8/ Elle a pensée sa vie comblée, les ennuis déjà loin derrière elle et que le reste attendrait. Elle n’a pas vu venir l’effondrement de son corps. Alma n’en parle que rarement, à part pour faire mal à celui qu’elle refuse d’appeler ex-mari, quand la haine prend le pas sur les tabous. Les fausses-couches qu’elle a enchaînée sont des cicatrices mal refermées, des pertes qu’elle assume mal et l’ont fait redescendre trop violemment sur Terre. Nuit et jour à retenir les hurlements de douleurs fantômes au fond de sa gorge, leurs enfants jamais nés ont été la première vraie fêlure du couple. Elle n’a pas su reprendre le contrôle, soutenir quoi que ce soit à ce moment-là, incapable de comprendre ce qui n’allait pas chez elle, si l’enfer allait recommencer. Le besoin d’espace, de s’éloigner du lieu où elle a donné la mort plus que la vie, Alma s’est tirée loin du parking avant d’y revenir, chantant ce même refrain encore et encore pendant plusieurs mois, son couple n’étant plus qu’un spectre d’un amour qu’elle ne savait pas comment vivre. Le manque de son mari fut souvent une peine trop forte à supporter. Ils ont craqués trop de fois, sept ans où elle n’avait plus envie de croire que ça marcherait encore tout en s’accrochant à lui. Vint alors un miracle, sa lumière pendant des années où elle a combattu ses faiblesses. Maybelle était l’inespérée, l’enfant-reine qui a su recoller les morceaux.

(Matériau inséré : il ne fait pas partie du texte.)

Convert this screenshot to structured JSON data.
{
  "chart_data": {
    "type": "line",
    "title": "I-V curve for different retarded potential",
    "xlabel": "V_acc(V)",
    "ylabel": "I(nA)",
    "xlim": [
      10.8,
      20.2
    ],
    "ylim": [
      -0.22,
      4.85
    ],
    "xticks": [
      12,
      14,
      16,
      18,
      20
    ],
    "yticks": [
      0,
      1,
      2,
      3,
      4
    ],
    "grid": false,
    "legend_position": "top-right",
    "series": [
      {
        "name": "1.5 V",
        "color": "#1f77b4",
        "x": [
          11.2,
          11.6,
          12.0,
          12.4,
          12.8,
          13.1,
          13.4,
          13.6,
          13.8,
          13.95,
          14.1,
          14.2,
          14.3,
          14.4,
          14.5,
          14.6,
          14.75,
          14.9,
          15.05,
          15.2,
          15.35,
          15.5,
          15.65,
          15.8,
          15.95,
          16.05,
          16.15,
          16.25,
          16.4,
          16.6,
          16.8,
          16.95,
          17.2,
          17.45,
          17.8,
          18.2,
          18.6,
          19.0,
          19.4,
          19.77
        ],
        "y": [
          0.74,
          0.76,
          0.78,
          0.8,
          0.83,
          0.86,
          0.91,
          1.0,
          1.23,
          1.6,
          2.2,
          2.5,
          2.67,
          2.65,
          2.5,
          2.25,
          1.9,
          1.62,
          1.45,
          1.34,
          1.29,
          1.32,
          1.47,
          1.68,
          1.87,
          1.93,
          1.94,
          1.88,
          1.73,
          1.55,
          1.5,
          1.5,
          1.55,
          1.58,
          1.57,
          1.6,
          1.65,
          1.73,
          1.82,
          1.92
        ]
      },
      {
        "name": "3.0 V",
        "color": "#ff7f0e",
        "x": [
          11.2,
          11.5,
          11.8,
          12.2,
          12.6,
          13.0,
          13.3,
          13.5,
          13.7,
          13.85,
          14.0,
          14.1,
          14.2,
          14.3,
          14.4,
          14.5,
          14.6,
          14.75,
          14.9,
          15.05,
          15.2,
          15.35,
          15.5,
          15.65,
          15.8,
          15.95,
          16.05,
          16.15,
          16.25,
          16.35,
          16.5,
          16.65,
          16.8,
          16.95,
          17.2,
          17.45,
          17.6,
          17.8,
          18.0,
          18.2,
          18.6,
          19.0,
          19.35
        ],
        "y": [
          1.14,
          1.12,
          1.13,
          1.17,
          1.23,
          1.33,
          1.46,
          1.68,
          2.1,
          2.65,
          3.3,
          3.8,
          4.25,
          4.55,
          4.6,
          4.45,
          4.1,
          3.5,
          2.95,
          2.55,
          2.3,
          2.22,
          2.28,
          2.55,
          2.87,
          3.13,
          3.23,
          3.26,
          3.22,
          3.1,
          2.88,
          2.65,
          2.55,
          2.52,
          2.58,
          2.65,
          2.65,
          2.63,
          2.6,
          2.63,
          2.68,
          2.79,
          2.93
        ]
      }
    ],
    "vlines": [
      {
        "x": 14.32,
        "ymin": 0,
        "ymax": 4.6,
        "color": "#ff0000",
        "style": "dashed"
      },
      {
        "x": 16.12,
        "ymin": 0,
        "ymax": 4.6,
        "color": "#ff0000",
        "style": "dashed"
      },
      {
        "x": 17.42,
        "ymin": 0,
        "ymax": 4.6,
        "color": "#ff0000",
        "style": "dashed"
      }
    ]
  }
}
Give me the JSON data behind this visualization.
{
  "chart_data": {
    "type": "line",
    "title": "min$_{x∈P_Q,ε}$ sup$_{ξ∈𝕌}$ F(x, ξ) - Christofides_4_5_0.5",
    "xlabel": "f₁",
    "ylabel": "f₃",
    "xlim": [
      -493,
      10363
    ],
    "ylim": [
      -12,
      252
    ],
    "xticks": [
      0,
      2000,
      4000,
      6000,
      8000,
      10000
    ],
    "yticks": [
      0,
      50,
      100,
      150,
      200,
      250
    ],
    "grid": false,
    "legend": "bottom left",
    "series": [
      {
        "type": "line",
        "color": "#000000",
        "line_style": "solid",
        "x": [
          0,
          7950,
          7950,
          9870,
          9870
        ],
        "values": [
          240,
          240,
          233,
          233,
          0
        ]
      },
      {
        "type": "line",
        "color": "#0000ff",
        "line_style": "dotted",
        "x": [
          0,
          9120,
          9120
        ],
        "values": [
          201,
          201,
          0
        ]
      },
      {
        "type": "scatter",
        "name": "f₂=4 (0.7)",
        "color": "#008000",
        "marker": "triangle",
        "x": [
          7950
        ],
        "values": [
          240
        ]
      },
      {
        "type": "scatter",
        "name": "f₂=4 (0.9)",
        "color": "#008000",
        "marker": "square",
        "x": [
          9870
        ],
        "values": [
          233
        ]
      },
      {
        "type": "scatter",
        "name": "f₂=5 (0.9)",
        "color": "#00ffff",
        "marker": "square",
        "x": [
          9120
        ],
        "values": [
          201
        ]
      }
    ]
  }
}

9/ Elle est rapidement montée en grade au sein du clan irlandais où elle était toujours restée dans l’ombre, voyant l’horreur que touchait son mari tous les jours sans trop s’en émouvoir, n’y voyant là qu’un moyen de survivre dans une jungle de béton où c’est au plus fort que revient le pouvoir et la sécurité. Elle tenait et tient toujours le Mercure d’une main de fer, se sentant utile et respectée, une reine traversant le noir en sachant qu’est ici sa juste place. Sa vie a repris une ligne droite jusqu’à ce que son couple éclate de nouveau, brisé par la violence d’Ambrose retournée contre elle. Ce n’était qu’une dispute de plus sur un sujet qu’elle a voulu démentir, trop désinvolte jusqu’à ce que la digue éclate, qu’elle se mette elle aussi à hurler, à faire trembler les murs de leur appartement de sa voix cassée et qu’un poing s’éclate contre son visage. Il n’y a eu qu’un vieux silence avant que le souffle court, elle s’en aille, sa fille entre ses bras, incapable de rester et de prendre le rôle d’une énième femme supportant les coups de son mari, de rester après une promesse envolée à cause de lui. Pour elle ce n’est qu’à cause de lui, qu’à cause de ça que rien n’est réparable. Hantée par sa colère, Alma ne fait le deuil de rien mais refuse de parler d’un divorce, sachant bien qu’elle tient en partie grâce à la bague qui trône toujours autour de son doigt, qu’une part d’elle est toujours peu rationnelle par rapport à Ambrose mais sa fierté l’emporte sur tout, ses peurs cognant encore son coeur meurtri.